Here is a probability density function (PDF)
pdfq[q_] = C q^(4 n ν - 1) (1 - q)^(4 n μ - 1)
$$P_q(Q=q) = C q^{4 n\nu - 1} (1 - q)^{4 n \mu - 1}$$
I'd like to find the PDF of $l$ (noted $P_l(L=l)$), which is a function of $q$.
f[q_] = 2 q s
$$f(q)=2\cdot q\cdot s$$
What is the PDF of l?
Here is my try
I think $f(q)$ is an invertible, differentiable and continuously increasing function of $q$ and therefore:
$$P_l(L=l) = P_q(f^{-1}(l))\left|\frac{df^{-1}(l)}{dl}\right|$$
according to wiki, where $f^{-1}(..)$ is the inverse function of $f(..)$.
Calculating this with Mathematica gives:
In[1]:= pdfq[q_] =
C E^(4 n s q ) q^(4 n ν - 1) (1 - q)^(4 n μ - 1)

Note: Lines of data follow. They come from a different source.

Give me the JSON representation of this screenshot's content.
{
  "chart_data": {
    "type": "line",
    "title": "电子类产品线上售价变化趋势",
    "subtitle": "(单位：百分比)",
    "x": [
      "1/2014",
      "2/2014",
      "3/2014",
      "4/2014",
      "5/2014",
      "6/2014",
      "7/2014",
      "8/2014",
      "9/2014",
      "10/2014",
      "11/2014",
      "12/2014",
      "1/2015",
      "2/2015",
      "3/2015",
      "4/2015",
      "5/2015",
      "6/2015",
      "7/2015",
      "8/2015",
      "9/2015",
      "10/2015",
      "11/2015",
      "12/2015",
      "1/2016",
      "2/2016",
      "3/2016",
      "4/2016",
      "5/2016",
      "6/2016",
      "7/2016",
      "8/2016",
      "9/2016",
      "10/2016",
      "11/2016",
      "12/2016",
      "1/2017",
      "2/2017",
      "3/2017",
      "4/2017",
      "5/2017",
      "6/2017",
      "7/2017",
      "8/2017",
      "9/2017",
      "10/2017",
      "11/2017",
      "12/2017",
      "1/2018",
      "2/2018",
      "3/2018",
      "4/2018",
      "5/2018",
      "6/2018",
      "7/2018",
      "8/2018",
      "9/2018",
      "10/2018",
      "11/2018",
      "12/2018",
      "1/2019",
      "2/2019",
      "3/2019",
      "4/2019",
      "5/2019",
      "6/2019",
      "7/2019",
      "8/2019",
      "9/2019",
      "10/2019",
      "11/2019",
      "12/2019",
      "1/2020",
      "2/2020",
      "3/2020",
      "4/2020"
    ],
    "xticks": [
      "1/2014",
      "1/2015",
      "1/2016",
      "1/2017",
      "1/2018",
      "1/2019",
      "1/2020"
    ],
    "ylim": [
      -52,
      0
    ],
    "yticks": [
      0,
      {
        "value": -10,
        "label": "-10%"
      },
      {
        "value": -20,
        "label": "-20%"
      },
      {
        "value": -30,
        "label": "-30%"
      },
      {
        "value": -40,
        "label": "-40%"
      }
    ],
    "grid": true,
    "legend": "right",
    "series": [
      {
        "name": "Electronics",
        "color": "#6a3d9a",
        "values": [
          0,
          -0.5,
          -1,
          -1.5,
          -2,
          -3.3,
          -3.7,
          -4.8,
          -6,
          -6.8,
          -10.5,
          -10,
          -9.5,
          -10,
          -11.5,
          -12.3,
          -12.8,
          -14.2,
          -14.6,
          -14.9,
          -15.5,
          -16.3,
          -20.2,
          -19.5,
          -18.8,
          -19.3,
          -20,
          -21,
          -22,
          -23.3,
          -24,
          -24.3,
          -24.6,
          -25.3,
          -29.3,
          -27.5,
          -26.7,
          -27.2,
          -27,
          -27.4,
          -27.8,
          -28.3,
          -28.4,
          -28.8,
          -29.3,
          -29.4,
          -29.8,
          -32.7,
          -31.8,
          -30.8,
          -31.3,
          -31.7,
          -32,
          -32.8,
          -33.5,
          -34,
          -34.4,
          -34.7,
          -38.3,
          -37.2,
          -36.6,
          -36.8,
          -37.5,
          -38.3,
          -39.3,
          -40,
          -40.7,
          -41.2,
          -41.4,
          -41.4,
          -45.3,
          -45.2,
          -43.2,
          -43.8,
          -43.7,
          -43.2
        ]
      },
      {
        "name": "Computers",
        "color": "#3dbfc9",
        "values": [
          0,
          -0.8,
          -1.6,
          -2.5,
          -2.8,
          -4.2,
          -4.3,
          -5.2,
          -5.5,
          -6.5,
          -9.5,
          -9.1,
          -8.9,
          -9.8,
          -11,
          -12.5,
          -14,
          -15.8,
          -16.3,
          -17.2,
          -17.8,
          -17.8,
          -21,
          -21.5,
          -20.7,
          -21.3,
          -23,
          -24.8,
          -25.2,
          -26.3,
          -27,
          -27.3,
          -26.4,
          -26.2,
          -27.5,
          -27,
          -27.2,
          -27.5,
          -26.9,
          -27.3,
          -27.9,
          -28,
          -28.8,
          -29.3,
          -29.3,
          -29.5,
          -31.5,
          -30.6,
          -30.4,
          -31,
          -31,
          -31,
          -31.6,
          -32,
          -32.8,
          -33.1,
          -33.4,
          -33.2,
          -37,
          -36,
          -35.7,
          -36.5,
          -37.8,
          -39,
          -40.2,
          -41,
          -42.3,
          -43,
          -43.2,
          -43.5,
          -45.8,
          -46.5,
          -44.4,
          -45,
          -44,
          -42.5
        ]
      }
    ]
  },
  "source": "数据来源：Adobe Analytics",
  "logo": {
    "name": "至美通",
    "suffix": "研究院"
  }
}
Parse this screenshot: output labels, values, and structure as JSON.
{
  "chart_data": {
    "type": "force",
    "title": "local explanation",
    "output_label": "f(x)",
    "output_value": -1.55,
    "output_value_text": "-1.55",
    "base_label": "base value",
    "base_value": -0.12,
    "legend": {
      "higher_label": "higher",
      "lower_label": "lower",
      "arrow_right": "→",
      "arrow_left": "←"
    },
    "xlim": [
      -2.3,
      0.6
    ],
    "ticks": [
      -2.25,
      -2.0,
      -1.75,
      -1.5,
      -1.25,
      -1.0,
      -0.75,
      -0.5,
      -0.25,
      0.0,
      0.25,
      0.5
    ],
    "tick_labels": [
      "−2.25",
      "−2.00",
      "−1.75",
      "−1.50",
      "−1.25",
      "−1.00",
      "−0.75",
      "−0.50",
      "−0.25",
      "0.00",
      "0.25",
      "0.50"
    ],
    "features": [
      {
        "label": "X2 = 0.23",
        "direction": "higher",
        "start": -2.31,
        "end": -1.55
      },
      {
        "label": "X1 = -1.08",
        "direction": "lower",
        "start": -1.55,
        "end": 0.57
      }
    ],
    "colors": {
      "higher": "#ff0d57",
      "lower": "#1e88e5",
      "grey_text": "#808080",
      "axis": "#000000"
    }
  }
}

Out[1]= C E^(4 n q s) (1 - q)^(-1 + 4 n μ) q^(-1 + 4 n ν)
In[2]:= f[q_] = 2 q s
Out[2]= 2 q s
In[3]:= Solve[l == f[q], q]
Out[3]= {{q -> l/(2 s)}}
In[4]:= finverse[l_] = l/(2 s)
Out[4]= l/(2 s)
In[5]:= Absdfinversedl[l] = Abs[Integrate[finverse[l], l]]
Out[5]= 1/4 Abs[l^2/s]
In[7]:= pdfl[l_] = pdfq[finverse[l]] Absdfinversedl[l]
Out[7]= 2^(-1 - 4 n ν) C E^(
2 l n) (1 - l/(2 s))^(-1 + 4 n μ) (l/s)^(-1 + 4 n ν)
Abs[l^2/s]
In[8]:= pdfl[0.5] /. C -> 1 /. n -> 1000 /. μ -> 0.02 /. ν ->
0.05 /. s -> 0.1 // N
Out[8]= -1.554651720194871*10^527
But the result is obviously not correct as I get negative probability densities. What am I doing wrong? Does the problem have to do with my constant of integration $C$? Thanks a lot for your help.